Sales of Boston Scientific Corp.‘s Taxus drug-eluting stent line fell 25 percent during the three months ended June 30, according to a detailed earnings report filed with the Securities and Exchange Commission.
Total second-quarter sales for the coronary stent system were $269 million, compared to $358 million during the same period last year. That’s a slight improvement from the first quarter, which saw Taxus sales slide 28 percent compared with the first quarter of 2008.
The modest rebound jibes with a report by Angiotech, the Vancouver-based pharmaceutical company that makes the drug used in the stents’ coating. Angiotech said the royalties it derives from Taxus sales were showing small signs of improvement after several down quarters.
But the details suggest the rebound for BSC’s overall drug eluting stent business wasn’t as robust as initially reported.
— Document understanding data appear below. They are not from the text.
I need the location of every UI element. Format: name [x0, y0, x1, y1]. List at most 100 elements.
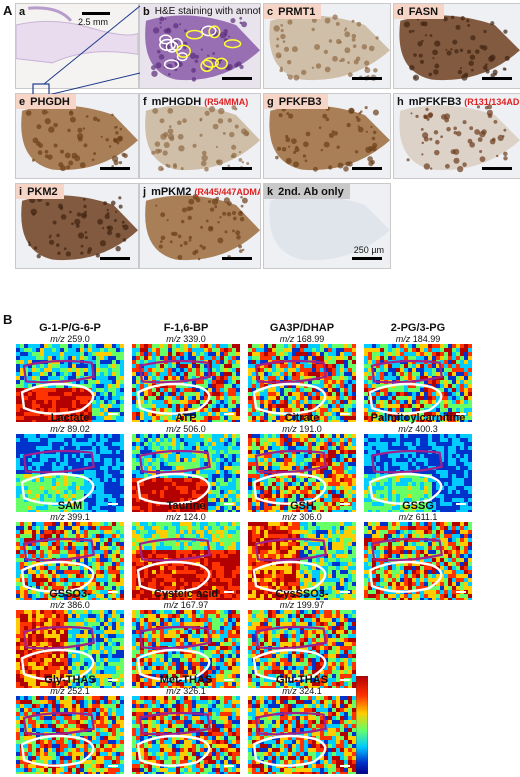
stroma-annotation-outline	[368, 382, 443, 415]
metabolite-name: GSSG	[402, 500, 434, 512]
tile-label: H&E staining with annotation	[154, 6, 261, 17]
tile-letter: f	[143, 95, 147, 108]
tile-letter: i	[19, 185, 23, 198]
tile-header: e PHGDH	[16, 94, 76, 109]
scale-bar	[108, 679, 118, 681]
tumor-annotation-outline	[138, 449, 212, 474]
scale-bar	[100, 257, 130, 260]
scale-bar	[352, 257, 382, 260]
metabolite-name: GSSO3-	[49, 588, 91, 600]
stroma-annotation-outline	[252, 382, 327, 415]
metabolite-name: Taurine	[166, 500, 206, 512]
scale-bar	[340, 591, 350, 593]
maldi-image	[16, 434, 124, 512]
panel-b-letter: B	[3, 312, 13, 327]
scale-bar	[224, 413, 234, 415]
metabolite-name: 2-PG/3-PG	[390, 322, 446, 334]
ihc-tile-k: k 2nd. Ab only 250 µm	[263, 183, 391, 269]
stroma-annotation-outline	[136, 734, 211, 767]
scale-bar	[340, 765, 350, 767]
tumor-annotation-outline	[254, 449, 328, 474]
maldi-image	[16, 610, 124, 688]
stroma-annotation-outline	[252, 648, 327, 681]
tile-label: PHGDH	[30, 95, 70, 108]
metabolite-name: CysSSO3-	[275, 588, 329, 600]
tile-modification: (R131/134ADMA)	[464, 96, 520, 107]
maldi-image	[132, 696, 240, 774]
tumor-annotation-outline	[138, 625, 212, 650]
metabolite-name: Met-THAS	[159, 674, 213, 686]
metabolite-name: Cysteic acid	[153, 588, 219, 600]
tile-letter: a	[19, 5, 26, 18]
tumor-annotation-outline	[370, 359, 444, 384]
tile-modification: (R445/447ADMA)	[194, 186, 261, 197]
metabolite-mz: m/z 400.3	[398, 424, 438, 434]
stroma-annotation-outline	[136, 382, 211, 415]
tissue-image	[16, 184, 138, 268]
scale-bar	[100, 167, 130, 170]
metabolite-mz: m/z 399.1	[50, 512, 90, 522]
metabolite-mz: m/z 306.0	[282, 512, 322, 522]
maldi-image	[132, 610, 240, 688]
metabolite-mz: m/z 124.0	[166, 512, 206, 522]
metabolite-mz: m/z 611.1	[398, 512, 438, 522]
stroma-annotation-outline	[368, 472, 443, 505]
metabolite-name: Lactate	[50, 412, 90, 424]
metabolite-mz: m/z 89.02	[50, 424, 90, 434]
tile-label: PKM2	[27, 185, 58, 198]
tile-header: d FASN	[394, 4, 445, 19]
maldi-image	[248, 610, 356, 688]
metabolite-mz: m/z 326.1	[166, 686, 206, 696]
tumor-annotation-outline	[254, 625, 328, 650]
scale-bar	[108, 591, 118, 593]
metabolite-name: Gly-THAS	[44, 674, 96, 686]
scale-bar-label: 250 µm	[353, 245, 384, 255]
tumor-annotation-outline	[138, 711, 212, 736]
scale-bar	[222, 257, 252, 260]
metabolite-mz: m/z 259.0	[50, 334, 90, 344]
metabolite-mz: m/z 168.99	[279, 334, 325, 344]
scale-bar	[108, 413, 118, 415]
stroma-annotation-outline	[136, 472, 211, 505]
maldi-image	[364, 522, 472, 600]
tumor-annotation-outline	[22, 625, 96, 650]
scale-bar	[222, 167, 252, 170]
metabolite-name: GSH	[290, 500, 314, 512]
tissue-image	[16, 6, 138, 64]
tumor-annotation-outline	[254, 359, 328, 384]
tumor-annotation-outline	[370, 449, 444, 474]
ihc-tile-e: e PHGDH	[15, 93, 139, 179]
stroma-annotation-outline	[136, 648, 211, 681]
scale-bar	[340, 679, 350, 681]
tumor-annotation-outline	[254, 711, 328, 736]
tumor-annotation-outline	[254, 537, 328, 562]
ihc-tile-i: i PKM2	[15, 183, 139, 269]
metabolite-name: G-1-P/G-6-P	[39, 322, 101, 334]
panel-a-letter: A	[3, 3, 13, 18]
ihc-tile-d: d FASN	[393, 3, 520, 89]
ihc-tile-f: f mPHGDH (R54MMA)	[139, 93, 261, 179]
metabolite-name: Citrate	[284, 412, 320, 424]
tile-header: k 2nd. Ab only	[264, 184, 350, 199]
tile-header: g PFKFB3	[264, 94, 328, 109]
scale-bar	[82, 12, 110, 15]
zoom-lines	[32, 5, 141, 97]
scale-bar	[456, 413, 466, 415]
tissue-image	[140, 184, 260, 268]
tile-header: f mPHGDH (R54MMA)	[140, 94, 254, 109]
metabolite-mz: m/z 199.97	[279, 600, 325, 610]
metabolite-name: Glu-THAS	[276, 674, 328, 686]
tumor-annotation-outline	[138, 537, 212, 562]
tile-letter: j	[143, 185, 147, 198]
tile-label: mPKM2	[151, 185, 192, 198]
metabolite-mz: m/z 252.1	[50, 686, 90, 696]
tile-label: 2nd. Ab only	[278, 185, 344, 198]
maldi-image	[16, 344, 124, 422]
maldi-image	[364, 344, 472, 422]
stroma-annotation-outline	[20, 382, 95, 415]
metabolite-mz: m/z 324.1	[282, 686, 322, 696]
scale-bar	[224, 679, 234, 681]
tile-label: PFKFB3	[278, 95, 322, 108]
tile-header: a	[16, 4, 36, 19]
tile-letter: c	[267, 5, 274, 18]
In July, BoSci said second-quarter drug-eluting stent sales increased by $63 million in the U.S., or 36 percent.
Included in that increase, however, was a $22 million “returns reserve adjustment” the company took during the second quarter of 2008 to compensate for the planned transition from the Taxus Express2 to the second-generation Taxus Liberté. Excluding the adjustment, the DES segment’s second-quarter sales grew by $41 million in the U.S., or 23 percent, compared with the prior quarter.
The report also indicates that Boston Scientific paid down another $500 million worth of its long-term debt. The company is now carrying about $6.3 billion in long-term debts, compared to $6.7 billion at the end of 2008. The next big debt milestone comes in April 2010, when a $325 million payment is due on a term loan. But the real elephant in the room remains the nearly $3.8 billion in outstanding debt that comes due in 2011.